An absolutely outstanding book. Shakry's work in The Arabic Freud completely deconstructs the arguments of theorists like Charles Taylor, Jurgen Habermas, and Alasdair MacIntyre who see 1. Christianity as the progenitor of secularism and liberal rationality and other traditions as being inimical to this rationality (Islam as irrational fundamentalism) and 2. epistemological traditions as incommensurable. Instead, Shakry argues that the history of psychoanalysis in modern Egypt demonstrates a uniquely creative and ethical engagement of epistemological resonance with Islam (and Sufism in particular). Rather than incommensurable epistemologies and ontologies, the creative encounter between psychoanalysis and Islam is one of interaction, hybridization, and interconnected and mutual webs of knowledge production between the Arab world and Europe.

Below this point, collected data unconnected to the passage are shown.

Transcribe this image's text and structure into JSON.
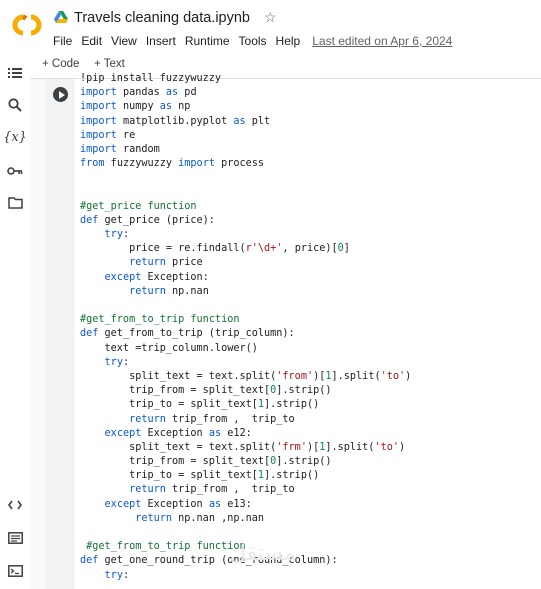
{
  "app": {
    "logo": "colab-logo",
    "notebook_title": "Travels cleaning data.ipynb",
    "last_edited": "Last edited on Apr 6, 2024"
  },
  "menu": [
    "File",
    "Edit",
    "View",
    "Insert",
    "Runtime",
    "Tools",
    "Help"
  ],
  "toolbar": {
    "code_label": "+ Code",
    "text_label": "+ Text"
  },
  "sidebar_icons": [
    "table-of-contents-icon",
    "search-icon",
    "variables-icon",
    "secrets-key-icon",
    "files-folder-icon",
    "code-snippets-icon",
    "command-palette-icon",
    "terminal-icon"
  ],
  "code_lines": [
    "!pip install fuzzywuzzy",
    "import pandas as pd",
    "import numpy as np",
    "import matplotlib.pyplot as plt",
    "import re",
    "import random",
    "from fuzzywuzzy import process",
    "",
    "",
    "#get_price function",
    "def get_price (price):",
    "    try:",
    "        price = re.findall(r'\\d+', price)[0]",
    "        return price",
    "    except Exception:",
    "        return np.nan",
    "",
    "#get_from_to_trip function",
    "def get_from_to_trip (trip_column):",
    "    text =trip_column.lower()",
    "    try:",
    "        split_text = text.split('from')[1].split('to')",
    "        trip_from = split_text[0].strip()",
    "        trip_to = split_text[1].strip()",
    "        return trip_from ,  trip_to",
    "    except Exception as e12:",
    "        split_text = text.split('frm')[1].split('to')",
    "        trip_from = split_text[0].strip()",
    "        trip_to = split_text[1].strip()",
    "        return trip_from ,  trip_to",
    "    except Exception as e13:",
    "         return np.nan ,np.nan",
    "",
    " #get_from_to_trip function",
    "def get_one_round_trip (one_round_column):",
    "    try:"
  ],
  "watermark": "مستقل"
}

To quote Shakry's conclusion at length on the epistemological resonances between Islam and psychoanalysis that allowed for a creative and ethical encounter:
"Thus, for instance, ʿAbd al-Qadir notes that Freud’s 1923 discussion of the tripartite distinction of the self, the id, ego, and superego, could be found in Abu Hamid al-Ghazali’s Ihyaʾ ʿUlum al-Din, which was translated into German in 1913; that Avicenna’s view of the self and of fantasy was similar to that of Freud’s, and that some of Avicenna’s methods foreshadowed those of the group psychodrama techniques established by Jacob Moreno in the 1920s; and that Abu Bakr Muhammad Bin Zakariyya al-Razi’s Spiritual Physick heavily theorized the relationship between the psyche and the body, arguably the main concern of psychoanalysis."
Overall a really phenomenal work that demonstrates that 1. psychoanalysis doesn't have to be an inherently "secular" discipline and 2. Islam is not a reified tradition that is inherently hostile to to psychoanalysis.